Rory Mcllroy - US Masters …will he win or not? by Iain Carter BBC Golf Correspondent
Four down, four to go. And then the big one.
That’s the scenario for Rory McIlroy as he builds towards the Masters, the tournament he most wants to win.
The 28 year old from Northern Ireland has deliberately chosen a busy schedule as a prequel to the first major of the year, the only one of the big four he has yet to win. He wanted to employ the same plan last year but it was ruined by injury.
After a three month sabbatical at the end of 2017, McIlroy is as fit and strong as he has ever been. But he is now enduring the longest winless streak of his glittering career.
That statistic starts to crank up the pressure as Augusta looms ever closer.
The year began encouragingly. It was impressive watching him in the Middle East where he was third in Abu Dhabi and then runner up to Haotong Li in Dubai.

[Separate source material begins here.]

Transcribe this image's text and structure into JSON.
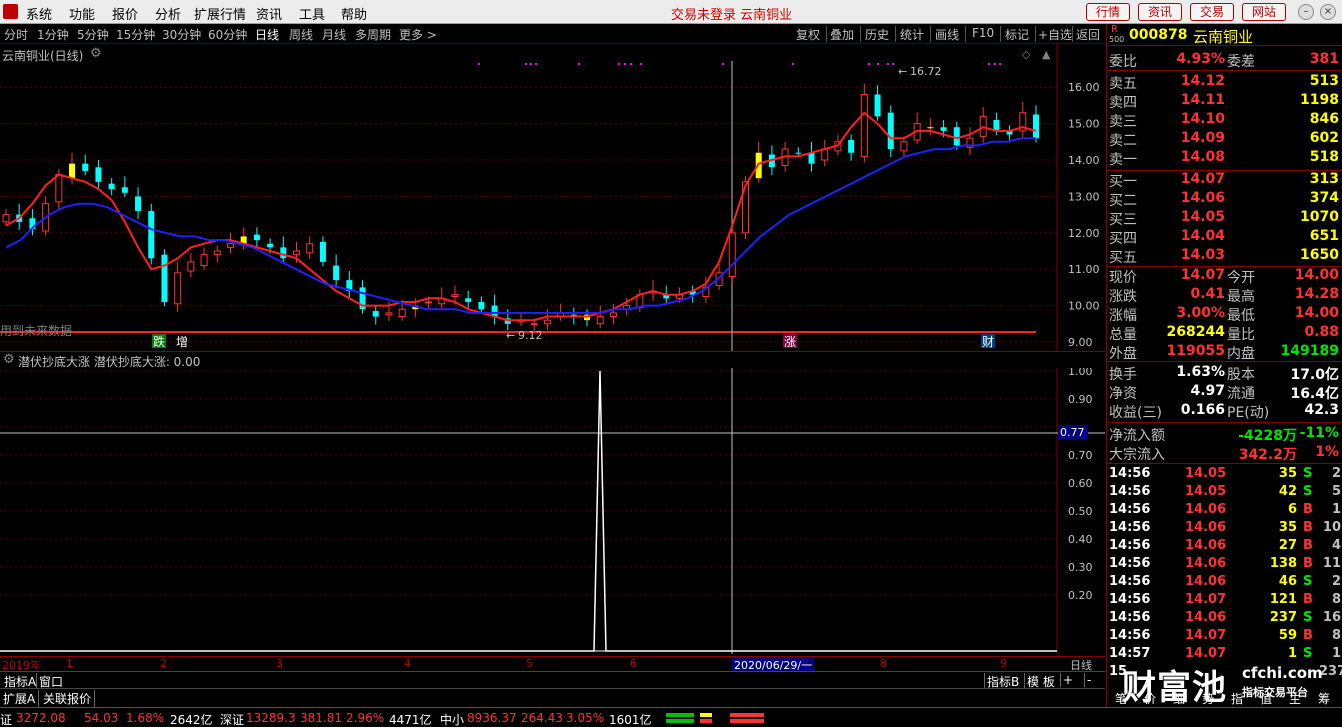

But earlier this month McIlroy’s putting touch deserted him on the bumpy greens of Pebble Beach, where he missed the cut and scraping into the top 20 without contending at the Genesis Open in Los Angeles provided further evidence that Rory is not quite ready to roar just yet.
“I'm the sort of person who believes that I can enter a tournament next week and go there and win,” McIlroy said in a brilliant discussion with three times major champion Padraig Harrington, which was recently published in the Irish Independent.
The exchange was fascinating. Harrington replied: “Yeah, I get that, but sometimes I look at you and think: 'He's just not tournament sharp.'”
McIlroy accepted the point. “Of course,” he said.
“I mean I wanted to play a heavier schedule last year leading up to Augusta but injury didn't allow me. This year will be better. Augusta is going to be my ninth event. I've played two in the Middle East and I'm playing six out of the next seven weeks.”
“Yeah, I think that's a more positive way of going about it,” the sage Harrington replied.
And the benefits will surely be felt if McIlroy is in the hunt for that elusive green jacket at Augusta in April. But to give himself his best chance of getting to that stage, he knows he needs to end that winless streak which stretches back to September 2016.
Where better to shed that monkey from his back than at PGA National in Florida this week where McIlroy competes in the Honda Classic? Victory there back in 2012 took the then 22 year old to the top of the world rankings for the first time.
Two years later he was runner up but did not make the cut in 2015 and 16 before missing last year’s event because of the back and rib issues that so undermined his all his 2017 efforts.
Watching the current world number 10 play, I am convinced he remains the most gifted golfer on the planet.
The speed and balance of his swing is the action of a supreme athlete and for someone measuring only 5 feet 9 inches tall, he propels the ball every bit as far as a 6 feet 4 inch Dustin Johnson.
On the the other hand, McIIroy is not the most efficient from 100 yards in, his course management can be questionable and his putting is streaky.
When it all comes together, though, he is unstoppable. He won his first two majors - the 2011 US Open and the following year’s PGA Championship each by eight strokes.
And, having won the 2014 Open, he only needs the Masters to complete the career grand slam and join golf’s most elite company.
Were he to move alongside Jack Nicklaus, Tiger Woods, Ben Hogan, Gary Player and Gene Sarazen in completing the full set of majors, the foundations of such a triumph will have been laid right now.
That’s the McIlroy mission. He already has four major titles to his name and if he could knock off the Masters there is every chance of many more of the game’s biggest prizes heading in his direction.
The longer he waits for a green jacket, though, the harder it will be and the sort of nagging doubts such frustrations induce could undermine his major chances elsewhere.
Harrington has two Opens and a PGA to his name and at 46 is one of the game’s elder-statesmen. Returning to his lengthy and intriguing conversation with McIlroy in the Irish Independent, there was this nugget.
“You're at a stage, Rory, where you're still trying to get more . . . actually, I'm going to say this, and it's probably not what you want to hear, but four majors for you is a failure,” Harrington said.
“I 100 per cent agree,” McIlroy stated.
That’s exactly why he is such a busy golfer at the moment.